Tuesday, November 23, 2010

DIe Cutting Wood

Written By Mark Batson Baril

The question/problem came to Cut Smart basically in this form:

Designs in Wood, Inc.(alias name for case study) manufactures over 400 different sizes and shapes of small wooden parts in Eastern White pine ranging in thickness from 1/8" (3mm) to 1/4" (6mm) with a surface area under 6 square inches (152mm). Generally the surface areas are 3 to 4 square inches (75 - 100mm).

Our current process involves bandsawing 8/4 stock and then slicing and sanding each part. This is time consuming and we are looking for a way to lower our manufacturing costs. We have looked at laser cutting but have ruled it out because our secondary process requires a finished, unburned edge.
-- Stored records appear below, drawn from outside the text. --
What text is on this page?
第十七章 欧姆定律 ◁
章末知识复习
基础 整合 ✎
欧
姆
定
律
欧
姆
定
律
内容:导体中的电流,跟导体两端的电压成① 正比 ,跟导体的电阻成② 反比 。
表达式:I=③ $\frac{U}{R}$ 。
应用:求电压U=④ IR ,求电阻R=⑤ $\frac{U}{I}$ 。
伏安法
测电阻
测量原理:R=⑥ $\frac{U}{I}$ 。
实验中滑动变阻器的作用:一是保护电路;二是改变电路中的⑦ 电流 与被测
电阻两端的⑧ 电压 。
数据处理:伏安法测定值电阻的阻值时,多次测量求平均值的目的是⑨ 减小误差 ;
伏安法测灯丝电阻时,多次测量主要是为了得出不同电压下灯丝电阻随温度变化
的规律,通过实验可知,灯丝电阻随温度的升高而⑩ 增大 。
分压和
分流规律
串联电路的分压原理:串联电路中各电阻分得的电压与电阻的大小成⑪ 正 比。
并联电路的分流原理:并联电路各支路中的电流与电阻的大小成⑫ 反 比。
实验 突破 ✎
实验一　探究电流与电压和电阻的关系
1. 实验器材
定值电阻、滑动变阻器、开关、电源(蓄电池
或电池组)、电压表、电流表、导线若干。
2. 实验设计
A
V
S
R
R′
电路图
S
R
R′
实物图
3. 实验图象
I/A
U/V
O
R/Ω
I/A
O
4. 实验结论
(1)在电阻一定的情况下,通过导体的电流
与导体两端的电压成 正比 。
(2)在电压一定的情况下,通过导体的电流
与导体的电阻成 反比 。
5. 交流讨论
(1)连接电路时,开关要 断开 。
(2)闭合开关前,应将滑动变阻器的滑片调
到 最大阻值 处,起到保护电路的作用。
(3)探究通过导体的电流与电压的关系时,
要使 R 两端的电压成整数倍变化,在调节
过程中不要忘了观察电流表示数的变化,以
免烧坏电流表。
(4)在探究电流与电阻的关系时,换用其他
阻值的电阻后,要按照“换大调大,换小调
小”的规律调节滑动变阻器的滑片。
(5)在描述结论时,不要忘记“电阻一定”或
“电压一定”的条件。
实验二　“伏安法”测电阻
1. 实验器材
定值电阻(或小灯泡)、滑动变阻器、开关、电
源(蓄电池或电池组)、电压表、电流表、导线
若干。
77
I am not completely familiar with steel rule die cutting, and wonder if it is something that we might be able to use. I would be interested in the following:
  • Can this type of wood be cut with a steel rule die (tolerances of .010" to .020" (.25 to .50mm are OK)?
  • What kind of equipment (press tonnage/manufacturer) would be required?
  • The cost of a typical steel rule die?
  • The life of such tooling in terms of number of impressions?
  • The finished edge appearance?

We answered in this way;

Because we don't know all the shapes you are cutting it is hard to say what your final results will be. The more flowing and rounded your shapes are the better the results will be. Sharp corners and thin areas of image will be tough to cut. There are several types of dies that could work including steel rule dies, clicker dies, EDM cut specialty punch dies and matched metal tooling. All of these are possibilities depending on the shapes you are cutting and your overall volume. Tolerancing like you mentioned will be tough to hold on any but the machined tools and punches.

Eastern white pine is a fairly soft wood that can be cut on a steel rule die. The 1/8" (3mm) thickness will be a great deal easier and will give much better edge results than the 1/4" (6mm) material. We have worked with several companies that build models from wood. They use steel rule dies as well as other cutting tools that cut in one hit. They have had excellent results with all of the types of cutting dies mentioned above. Tools other than the steel rule die will work well, but the steel rule die may be the place to start because of its relatively low cost.

The type of press and the tonnage needed would largely be a factor of how many you plan to cut at the same time on a sheet. One at a time like you describe would require very little tonnage 1 - 5 tons and a very common hydraulic type press would work well. Costs may range from $5,000 used to $20,000 (USD) new depending on the size and style.

A simple one up steel rule die would cost in the range of $100 to $300 (USD) depending on the shape and who you buy it from. The more images you add to the tool the cheaper each image becomes. Specialty punches and machined tools would cost substantially more.

Although we have seen manufacturers with millions of impressions on their tools, the material you are cutting is tough. I would estimate no better than 10,000 hits from a tool before it needs a reknife.

Generally you will find that an extremely hard, thin rule with a very long bevel will work well. Support the rule as high as you can with your base material for best results. There is a rule called "Razor Rule" that works excellent for cutting wood. If diecutting is still something that sounds like it would fit your needs, I suggest connecting up with a local qualified diemaker or diecutter that would be willing to cut a few samples for you. This will show you the type of product you can get and how economical this process may be for you.

Depending again on the shape of the cut, your edge results will probably have a slight roundness to the top and a square, sharp bottom. Grain, moisture content, sharpness of the tool, cutting surface wear, will all effect the results. Your with grain cut will most likely be of better quality than the cross grain cut. Knots will be a problem!

High speed CNC routering is another method we have seen used that performs the same way the laser does without the burned edges. Although slow compared to cutting with a die, the method may make sense if laser cutting came close to making sense for you.